La plasticité et le caractère multidimensionnel du mythe ouvrent la voie à la coexistence des interprétations diamétralement opposées et aux abus idéologiques dénoncés par Roland Barthes. Si pour un adepte de PNL (programmation neurolinguistique), Sisyphe se fait l’artisan de son malheur à cause de ses représentations mentales, c’est-à-dire des blocages créés par son cerveau ( self-fulfilling prophecy ), un psychanalyste évoquera la compulsion de répétition, tandis qu’un tel philosophe dira plutôt qu’il peut continuer son ascension grâce à sa capacité à relativiser la défaite. Sisyphe est-il un homme absurde qui accomplit un parcours aberrant dans un monde désacralisé ou au contraire, un homme religieux paralysé par le mythe de l’éternel retour qui s’oppose à tout progrès ? 6 La polyvalence de ce type de récit va de pair avec son universalité et son caractère intemporel.
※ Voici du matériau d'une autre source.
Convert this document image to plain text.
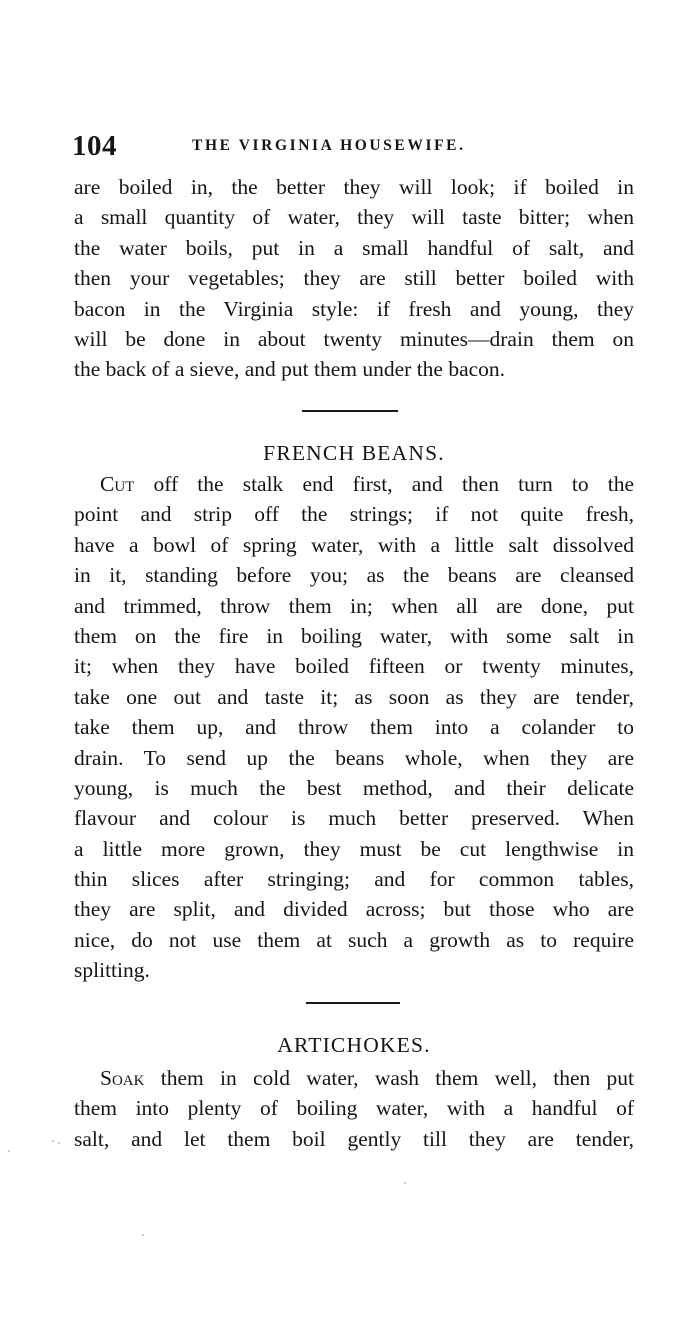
104	THE VIRGINIA HOUSEWIFE.

are boiled in, the better they will look; if boiled in
a small quantity of water, they will taste bitter; when
the water boils, put in a small handful of salt, and
then your vegetables; they are still better boiled with
bacon in the Virginia style: if fresh and young, they
will be done in about twenty minutes—drain them on
the back of a sieve, and put them under the bacon.

FRENCH BEANS.

Cut off the stalk end first, and then turn to the
point and strip off the strings; if not quite fresh,
have a bowl of spring water, with a little salt dissolved
in it, standing before you; as the beans are cleansed
and trimmed, throw them in; when all are done, put
them on the fire in boiling water, with some salt in
it; when they have boiled fifteen or twenty minutes,
take one out and taste it; as soon as they are tender,
take them up, and throw them into a colander to
drain. To send up the beans whole, when they are
young, is much the best method, and their delicate
flavour and colour is much better preserved. When
a little more grown, they must be cut lengthwise in
thin slices after stringing; and for common tables,
they are split, and divided across; but those who are
nice, do not use them at such a growth as to require
splitting.

ARTICHOKES.

Soak them in cold water, wash them well, then put
them into plenty of boiling water, with a handful of
salt, and let them boil gently till they are tender,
Le vingtième siècle a achevé la séparation du mythe du domaine religieux et rituel qui avait longtemps été le sien. Placé dans cette perspective, le Sisyphe de Camus apparaît comme un être trop humain même dans son ascèse. Loin de lui l’idée de se comparer à un astre ou à un ange qui monte et descend sur l’échelle de Jacob. Amputé de tous les « extras », rejetant l’infini au même titre que la fantaisie, les miracles et les promesses, il tient à rester réaliste aux moments où le destin, lui, ne se soucie plus de la vraisemblance. Et pourtant, l’infini n’est-il pas un fait scientifique ? Mais il est aussi ce « seul éternel qui change et qui demeure, qui repose en lui-même et se meut sans repos », d’après le livre de Krishna. 7 Ou bien, selon les termes de Pascal, « la suite des hommes » considérée « comme un même homme qui subsiste toujours ». 8 L’infini, c’est peut-être l’unique lien entre la science et la poésie, la raison et l’imaginaire, le réel et l’idéal, le logos et le muthos . Ainsi, le monde reflété par un regard peut être infiniment beau même sans espoir, ce monde qui offre tout mais ne confirme rien, 9 faisant semblant de nous appartenir. De ce point de vue, le mythe de Sisyphe peut être perçu comme un méta-mythe, le mythe du mythe, jamais figé et recréé sans cesse. En effet, ce héros (qui serait donc une personnification du mythe) vise une réalité hors d’atteinte, « peu saisissable ou mal apprivoisée ». 10 Mais, dans un procédé de mise en abyme, son labeur pourrait également représenter le travail sur le mythe , ce travail titanesque et jamais achevé qui est le thème d’un ouvrage majeur de Hans Blumenberg. 11
Certaines figures mythiques ont la cote pendant les époques des grandes espérances ; d’autres, les figures de crise, ressurgissent aux périodes de vaches maigres, lorsque la gestion des frustrations devient une priorité. Unique dans sa sombre clarté, le mythe de Sisyphe est probablement le seul qui dramatise l’échec tout en dédramatisant ses conséquences. L’autre particularité est liée à sa téléologie fluctuant entre la finalité secrète et l’absurdité appuyée. Le tragique du siècle de toutes les catastrophes a nourri les réflexions des philosophes existentialistes : l’Histoire revisitée sous le signe de l’absurde, le rejet de la dominance des groupes au nom d’un nouvel individualisme, la remise en question de la raison et du progrès, la spiritualité sans Dieu et aussi la recherche du sens dans le non-sens. Toute logique poussée à son extrême se transforme en illogisme. C’est la fin de la pensée rectiligne, unilatérale et invariablement optimiste desservant les idéologies, de la vieille logique aristotélicienne basée sur le principe de la non-contradiction. Sisyphe est le pain béni pour les amateurs des paradoxes.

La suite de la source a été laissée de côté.